Após a saída dos investidores, a sala pareceu pequena diante dos olhares que ele continuava a me lançar.
— E então, Clara, você conseguiu reorganizar os relatórios pendentes? — perguntou Roberto, cordial.
— Sim, senhor. Fiz questão de começar pelos mais urgentes, priorizando as solicitações diretas da presidência.
— Excelente. Teresa me disse que você é detalhista. Isso me agrada — ele sorriu. — Theo, talvez você devesse observar o comprometimento dela. Pode te inspirar a assumir algo com mais seriedade.
— Com certeza — Theo respondeu, com a voz carregada de ironia. — Estou fascinado com o comprometimento da nova funcionária. De fato, é… inspirador.
Senti o calor subir pelo pescoço até as bochechas. O tom dele era dúbio. Para Roberto, soava como um elogio qualquer. Mas eu sabia o subtexto. A forma como os olhos dele deslizavam pelo decote sutil da minha blusa quando disse "inspirador". A forma como tamborilar os dedos na mesa, como se testasse minha paciência.
Fingi não perceber. Mantive o olhar nos papéis, mas minha mão começou a tremer levemente. Ele notou, claro. E sorriu, satisfeito.
— Clara, você poderá acompanhar a reunião de amanhã com os representantes da Sales Ltda. — continuou Roberto. — Quero que observe como faço a mediação. Isso será importante para sua evolução aqui dentro.
— Claro, senhor — murmurei, grata por ter algo concreto em que focar.
— A propósito, Theo, não quero problemas — Roberto continuou, deixando claro com as palavras seguintes que estava atento aos mínimos detalhes. — Não quero outro escândalo envolvendo o nome desta empresa.
— Que ofensa — ele dramatizou. — Está me confundindo com o homem que fui… semana passada?
Roberto riu, balançando a cabeça.
— Não me obrigue a falar com você como se ainda fosse um garoto.
Theo ergueu as mãos em rendição, mas lançou-me um olhar cheio de promessas. Eu me encolhi na cadeira.
A reunião terminou alguns minutos depois. Roberto recebeu uma ligação urgente e saiu da sala com pressa, já com o celular no ouvido.
Fiquei recolhendo meus papéis, ainda processando o que tinha acontecido, quando Theo se aproximou por trás, com passos leves demais para um homem do tamanho dele.
— Está sempre tão corada… — murmurou. — É por vergonha ou por raiva?
Virei-me bruscamente, mas não calculei o movimento. Meu sapato agarrou no tapete e o tropeço foi inevitável. Instintivamente, Theo segurou minha cintura com firmeza antes que eu caísse sobre ele.
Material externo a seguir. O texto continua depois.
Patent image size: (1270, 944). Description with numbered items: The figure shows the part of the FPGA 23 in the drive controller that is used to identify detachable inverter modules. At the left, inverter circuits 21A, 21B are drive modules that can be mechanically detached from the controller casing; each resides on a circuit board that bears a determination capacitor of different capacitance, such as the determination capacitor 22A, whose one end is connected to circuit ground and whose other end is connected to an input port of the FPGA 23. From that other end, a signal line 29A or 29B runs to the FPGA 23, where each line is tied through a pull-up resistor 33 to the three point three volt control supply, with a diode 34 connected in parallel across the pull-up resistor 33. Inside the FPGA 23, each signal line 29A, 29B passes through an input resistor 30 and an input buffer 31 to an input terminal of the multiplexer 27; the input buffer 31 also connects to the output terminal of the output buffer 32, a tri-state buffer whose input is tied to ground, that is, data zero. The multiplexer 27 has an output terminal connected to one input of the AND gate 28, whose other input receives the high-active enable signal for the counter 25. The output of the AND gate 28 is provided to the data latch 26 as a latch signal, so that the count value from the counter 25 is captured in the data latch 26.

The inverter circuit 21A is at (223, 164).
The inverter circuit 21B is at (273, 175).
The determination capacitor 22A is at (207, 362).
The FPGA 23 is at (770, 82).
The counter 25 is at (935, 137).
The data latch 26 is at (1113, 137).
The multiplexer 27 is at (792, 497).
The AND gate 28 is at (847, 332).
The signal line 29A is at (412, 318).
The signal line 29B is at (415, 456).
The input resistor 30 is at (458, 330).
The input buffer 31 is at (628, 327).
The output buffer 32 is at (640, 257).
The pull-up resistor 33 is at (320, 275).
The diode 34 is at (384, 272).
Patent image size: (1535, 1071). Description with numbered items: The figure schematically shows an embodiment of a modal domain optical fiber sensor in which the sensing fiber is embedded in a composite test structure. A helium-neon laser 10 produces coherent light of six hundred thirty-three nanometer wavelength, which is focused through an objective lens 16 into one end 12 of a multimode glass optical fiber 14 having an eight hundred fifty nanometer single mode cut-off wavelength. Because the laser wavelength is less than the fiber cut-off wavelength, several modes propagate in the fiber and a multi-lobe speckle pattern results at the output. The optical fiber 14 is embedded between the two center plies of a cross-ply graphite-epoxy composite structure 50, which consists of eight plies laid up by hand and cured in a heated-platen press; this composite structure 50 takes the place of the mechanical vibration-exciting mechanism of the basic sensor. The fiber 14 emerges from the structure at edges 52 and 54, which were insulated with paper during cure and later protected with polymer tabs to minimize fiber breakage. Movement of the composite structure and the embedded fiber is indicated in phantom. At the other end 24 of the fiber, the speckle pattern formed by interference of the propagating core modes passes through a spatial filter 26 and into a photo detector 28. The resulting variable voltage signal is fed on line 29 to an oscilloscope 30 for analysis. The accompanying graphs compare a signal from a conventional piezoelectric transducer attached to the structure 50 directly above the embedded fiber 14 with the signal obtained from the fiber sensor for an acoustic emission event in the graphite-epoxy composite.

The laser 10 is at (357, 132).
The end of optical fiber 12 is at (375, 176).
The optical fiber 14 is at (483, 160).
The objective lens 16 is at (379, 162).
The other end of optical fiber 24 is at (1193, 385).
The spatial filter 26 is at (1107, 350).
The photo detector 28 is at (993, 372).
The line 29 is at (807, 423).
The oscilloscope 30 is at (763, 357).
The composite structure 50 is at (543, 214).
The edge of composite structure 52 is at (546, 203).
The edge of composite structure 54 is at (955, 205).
Seu corpo era quente, sólido… perto demais.
Nossos rostos estavam perigosamente próximos. Por um segundo, ninguém respirou.
— Eu avisei — ele disse em um sussurro rouco. — Você ainda vai tropeçar em mim de um jeito que não vai querer levantar.
Soltei-me rapidamente, sentindo o coração disparar. Recolhi meus papéis como se aquilo fosse me proteger dele, mas sabia… estava perdida.
Porque ele não precisava me tocar para me desestabilizar.
Mas quando tocava… eu simplesmente esquecia de respirar.